All Hell Breaks Loose










Eli Black and Quinn Harper are scheduled to fight side by side as tag-team partners in #358, but leave it to Eli to throw a wrench into the works by showing up late and then threatening to kick Quinn's ass for botching their last contest. Neither of these two egomaniacal badboys is anybody's idea of a dependable partner. For one thing, something as basic as trust is totally out of the question. So forget loyalty and cooperation. Eli cares about nobody but Eli, and Quinn cares about nobody but Quinn. 

Complicating matters is UCW-Wrestling's freewheeling approach to the championship belt, which, currently adorning Eli's waist, is perpetually up for grabs, 24 7 365, for anybody with the balls to snatch it, by fair means or foul, day or night, on or off the mat. In the absence of a ranking of qualified contenders or rules of orderly succession, everybody is edgy these days, never so much as now, with a loose cannon like Eli at the helm. 

Having now declared war on his own tag-team partner, Eli pulls out Oliver Wood to be his new partner (for the time being). Tall, muscular Oliver glares down his nose at Quinn while Eli keeps up the trash talk. In a pronounced show of contempt for both his opponents, Quinn picks still wet-behind-the-ears rookie Jax as a replacement partner. Quinn dismissively characterizes the babyface as something of a handicap, all the better, he says, to spotlight his ability to thrash Black and Wood singlehandedly: "I don't even need one of the badboys."  Eli shows a similar disregard for his partner, proclaiming himself, and him alone, as the one genuine "bad man" in the group. Eli's and Quinn's pissing contest escalates till, thankfully, ref Ice Burg intervenes, calling for the bell and the start of the match.

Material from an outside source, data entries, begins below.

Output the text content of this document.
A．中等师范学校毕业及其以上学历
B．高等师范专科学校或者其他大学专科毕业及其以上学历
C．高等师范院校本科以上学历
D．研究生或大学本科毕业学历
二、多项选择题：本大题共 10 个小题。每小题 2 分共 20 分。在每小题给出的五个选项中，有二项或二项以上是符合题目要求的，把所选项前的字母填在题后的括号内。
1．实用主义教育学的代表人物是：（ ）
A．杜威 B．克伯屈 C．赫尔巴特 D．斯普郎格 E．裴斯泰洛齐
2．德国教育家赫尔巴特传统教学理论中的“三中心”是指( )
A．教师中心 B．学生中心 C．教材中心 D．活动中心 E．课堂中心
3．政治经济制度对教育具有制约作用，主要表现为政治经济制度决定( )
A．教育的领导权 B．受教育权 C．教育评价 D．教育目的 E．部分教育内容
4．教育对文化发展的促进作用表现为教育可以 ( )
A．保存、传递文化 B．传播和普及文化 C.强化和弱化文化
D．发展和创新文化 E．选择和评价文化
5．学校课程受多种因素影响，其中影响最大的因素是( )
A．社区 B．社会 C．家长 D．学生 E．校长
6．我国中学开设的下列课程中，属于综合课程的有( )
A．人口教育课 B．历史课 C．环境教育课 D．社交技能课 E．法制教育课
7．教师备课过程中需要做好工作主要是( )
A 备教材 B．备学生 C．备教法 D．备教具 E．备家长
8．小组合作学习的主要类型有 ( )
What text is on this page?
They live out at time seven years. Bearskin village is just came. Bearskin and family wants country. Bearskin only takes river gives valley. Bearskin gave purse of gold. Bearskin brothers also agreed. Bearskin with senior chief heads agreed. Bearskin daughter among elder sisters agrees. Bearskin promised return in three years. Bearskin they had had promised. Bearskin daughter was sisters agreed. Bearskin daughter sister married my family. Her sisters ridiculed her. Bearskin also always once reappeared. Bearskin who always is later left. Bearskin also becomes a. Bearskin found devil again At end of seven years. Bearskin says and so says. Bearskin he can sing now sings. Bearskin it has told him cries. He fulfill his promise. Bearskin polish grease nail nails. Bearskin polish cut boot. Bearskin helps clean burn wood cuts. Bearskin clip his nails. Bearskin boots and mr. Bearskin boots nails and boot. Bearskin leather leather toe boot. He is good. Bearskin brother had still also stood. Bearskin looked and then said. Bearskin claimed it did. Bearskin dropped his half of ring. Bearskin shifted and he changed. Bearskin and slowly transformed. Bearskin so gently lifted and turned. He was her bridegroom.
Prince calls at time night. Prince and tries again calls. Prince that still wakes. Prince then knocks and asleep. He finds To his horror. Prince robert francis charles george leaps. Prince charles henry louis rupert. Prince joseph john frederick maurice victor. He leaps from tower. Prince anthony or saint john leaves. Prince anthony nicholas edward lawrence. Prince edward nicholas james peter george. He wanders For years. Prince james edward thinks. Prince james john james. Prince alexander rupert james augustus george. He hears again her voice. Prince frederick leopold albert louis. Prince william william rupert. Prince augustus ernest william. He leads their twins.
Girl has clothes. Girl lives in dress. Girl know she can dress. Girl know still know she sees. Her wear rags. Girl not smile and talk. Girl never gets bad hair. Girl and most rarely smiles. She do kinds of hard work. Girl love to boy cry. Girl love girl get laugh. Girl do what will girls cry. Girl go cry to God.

The focus of this contest is Quinn against Eli, as you might expect. These two are and have long been the ones to watch at UCW, and it's damn near impossible to take my eyes off them in this wild and woolly contest. There are twists and turns along the way, of course. UCW has distinguished itself with more trick endings than O. Henry. Oliver and Jax lend vigorous support, at moments outshining their more accomplished partners*. Nipple-pinches, gut-stomps, Quinn's notorious "oil checks," body slams, dubious tags, hair-yanks, nut-bangs, eye-gouges, toe-chomps, pile-drivers, and pile-ons are a few reminders of UCW's tradition of lawlessness, nowhere more recklessly pursued than by Harper and Black. Predictably, ref Ice Burg's brave attempt to maintain order fails, fails monumentally.

* Let me give one example. (I could cite more than one, but only at the risk of spoiling some of the battle's many twists.) At the halfway point, Quinn tags Jax in to finish off a nearly beat Oliver. Jax, however, bypasses Oliver and  shoots across the mat to engage in a sweaty and impassioned slugfest with Eli, who had unceremoniously tossed Jax off the mat a couple of minutes earlier. That flareup of hot temper marks a star-making turn for young Jax, who shows more jiz here than in his previous two matches, but who also leaves himself open for a blindside attack from Oliver, leading to a savage beating at the hands of an unforgiving Eli.